Each table top at Szechuan Garden has a built in hot plate to power the restaurant’s signature Sichuan hot pots. For the hot pots you choose a stock, including the option of a vegetarian broth, selections from the list of meats, selections from the list of vegetables, various tofu options, noodles and dumplings. Szechuan Garden also sells typical American-Chinese dishes and a lot of options I am assuming are more traditional Sichuan style dishes such as, Snow Pea Pig Feet Soup, Ox Tongue & Tripe with roasted chili-peanuts vinaigrette, Stir Fried Diced Fish Fillet with pickled chili cucumber and Braised Sea Cucumber With Chili Minced Pork.
The Dumplings: Szechuan Garden serves Szechuan pork dumpling with roasted chili soy, pan seared pot stickers and steamed vegetable dumplings. The pot stickers were stuffed with a juicy mixture of savory pork and cabbage and were served seared to a golden crisp on two sides. The pot stickers were really uniform in size, shape and pleating so I think they may be a frozen commercial dumpling rather than homemade. But they were well cooked, tasty and very enjoyable.
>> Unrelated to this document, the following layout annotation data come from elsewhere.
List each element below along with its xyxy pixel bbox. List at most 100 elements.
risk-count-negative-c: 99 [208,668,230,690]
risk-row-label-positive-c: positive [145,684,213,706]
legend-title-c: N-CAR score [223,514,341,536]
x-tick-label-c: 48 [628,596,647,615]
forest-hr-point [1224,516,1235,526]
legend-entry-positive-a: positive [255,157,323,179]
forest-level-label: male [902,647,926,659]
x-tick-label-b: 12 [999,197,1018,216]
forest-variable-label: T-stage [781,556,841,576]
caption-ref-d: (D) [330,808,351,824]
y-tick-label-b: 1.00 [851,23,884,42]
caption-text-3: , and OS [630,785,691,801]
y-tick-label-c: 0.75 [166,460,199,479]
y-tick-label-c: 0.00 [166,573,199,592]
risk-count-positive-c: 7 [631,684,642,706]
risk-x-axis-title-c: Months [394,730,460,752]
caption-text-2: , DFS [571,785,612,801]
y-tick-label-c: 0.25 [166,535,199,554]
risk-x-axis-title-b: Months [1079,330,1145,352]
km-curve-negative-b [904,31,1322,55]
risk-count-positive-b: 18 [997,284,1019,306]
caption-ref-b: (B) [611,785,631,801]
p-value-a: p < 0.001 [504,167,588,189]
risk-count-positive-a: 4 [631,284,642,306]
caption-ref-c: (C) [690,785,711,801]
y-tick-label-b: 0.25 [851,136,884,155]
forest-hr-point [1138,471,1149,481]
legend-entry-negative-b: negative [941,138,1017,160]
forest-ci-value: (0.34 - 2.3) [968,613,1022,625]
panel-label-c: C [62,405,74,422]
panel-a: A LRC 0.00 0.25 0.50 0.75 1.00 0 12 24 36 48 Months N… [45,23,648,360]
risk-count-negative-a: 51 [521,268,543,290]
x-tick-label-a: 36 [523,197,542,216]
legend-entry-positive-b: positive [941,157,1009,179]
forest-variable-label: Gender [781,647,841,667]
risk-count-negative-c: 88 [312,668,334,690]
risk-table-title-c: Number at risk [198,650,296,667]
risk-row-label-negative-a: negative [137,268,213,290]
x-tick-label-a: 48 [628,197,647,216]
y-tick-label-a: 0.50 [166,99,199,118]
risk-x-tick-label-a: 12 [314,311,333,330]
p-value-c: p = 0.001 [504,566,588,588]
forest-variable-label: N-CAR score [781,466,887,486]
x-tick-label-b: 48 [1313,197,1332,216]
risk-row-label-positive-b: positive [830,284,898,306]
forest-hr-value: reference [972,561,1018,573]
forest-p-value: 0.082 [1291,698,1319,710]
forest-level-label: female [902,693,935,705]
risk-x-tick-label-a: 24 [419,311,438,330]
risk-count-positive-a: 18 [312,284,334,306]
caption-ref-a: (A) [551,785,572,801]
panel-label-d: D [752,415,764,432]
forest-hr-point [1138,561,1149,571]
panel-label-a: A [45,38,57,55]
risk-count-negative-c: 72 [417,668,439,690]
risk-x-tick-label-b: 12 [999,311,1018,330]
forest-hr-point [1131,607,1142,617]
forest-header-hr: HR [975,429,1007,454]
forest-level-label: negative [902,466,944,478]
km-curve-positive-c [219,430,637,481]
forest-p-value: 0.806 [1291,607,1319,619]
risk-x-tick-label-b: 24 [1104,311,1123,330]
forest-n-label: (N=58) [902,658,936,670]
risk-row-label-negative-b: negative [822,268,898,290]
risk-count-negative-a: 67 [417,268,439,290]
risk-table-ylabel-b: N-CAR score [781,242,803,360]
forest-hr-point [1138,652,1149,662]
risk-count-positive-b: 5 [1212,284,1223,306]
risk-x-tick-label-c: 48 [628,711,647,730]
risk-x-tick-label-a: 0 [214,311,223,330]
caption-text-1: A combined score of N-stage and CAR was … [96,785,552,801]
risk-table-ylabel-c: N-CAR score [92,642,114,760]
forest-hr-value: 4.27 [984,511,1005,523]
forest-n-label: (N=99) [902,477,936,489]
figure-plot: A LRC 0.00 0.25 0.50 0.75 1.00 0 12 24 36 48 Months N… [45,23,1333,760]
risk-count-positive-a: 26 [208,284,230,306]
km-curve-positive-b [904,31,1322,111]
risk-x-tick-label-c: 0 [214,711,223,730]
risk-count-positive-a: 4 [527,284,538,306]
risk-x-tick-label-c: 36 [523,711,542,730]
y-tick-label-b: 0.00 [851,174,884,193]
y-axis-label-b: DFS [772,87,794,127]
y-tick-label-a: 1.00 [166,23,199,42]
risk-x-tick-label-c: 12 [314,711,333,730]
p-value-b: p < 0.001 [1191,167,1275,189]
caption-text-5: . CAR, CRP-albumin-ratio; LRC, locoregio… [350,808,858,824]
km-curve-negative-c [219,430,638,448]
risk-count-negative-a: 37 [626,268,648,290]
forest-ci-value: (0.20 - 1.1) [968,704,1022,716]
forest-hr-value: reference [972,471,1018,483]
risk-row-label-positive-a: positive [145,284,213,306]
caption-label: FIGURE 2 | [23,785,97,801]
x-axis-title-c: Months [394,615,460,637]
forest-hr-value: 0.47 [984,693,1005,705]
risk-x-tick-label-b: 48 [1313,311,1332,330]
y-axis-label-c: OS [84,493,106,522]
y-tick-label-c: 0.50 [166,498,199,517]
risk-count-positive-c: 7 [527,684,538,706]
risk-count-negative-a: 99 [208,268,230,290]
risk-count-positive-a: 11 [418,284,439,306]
The Szechuan pork dumpling with roasted chili soy were a steamed or boiled pork dumpling served in a sauce of chili oil and soy garnished with scallions and sesame seeds. Typically this dish uses a wonton style dumpling that has a lot of excess wrapper that serves as a noodle at the end of the dumpling. The dumplings were good but I missed the noodle aspect that provides a greater surface area for sauce to cling to. The sauce was pretty spicy but not overwhelming, there was a slow build up of the burn so that my lips were tingling by the time I finished eating them, but it wasn’t challenging.
The Dipping Sauce: The pot stickers came with a typical soy based dipping sauce that had a lot of sweetness to it and a fruity undertone. The chili soy sauce for the Szechuan pork dumplings was soy sauce with a layer of chili oil floating on top, with red chili paste and mashed raw garlic added to the oil. The ingredients of the sauce were not well integrated together, at one point I ended up eating a wad of raw garlic mash. Overall the sauce lacked complexity and depth of flavor.
The Location: Szechuan Garden is in Manhattan’s Upper West Side neighborhood on Broadway at 98th Street. They have another location at 105th street and Broadway.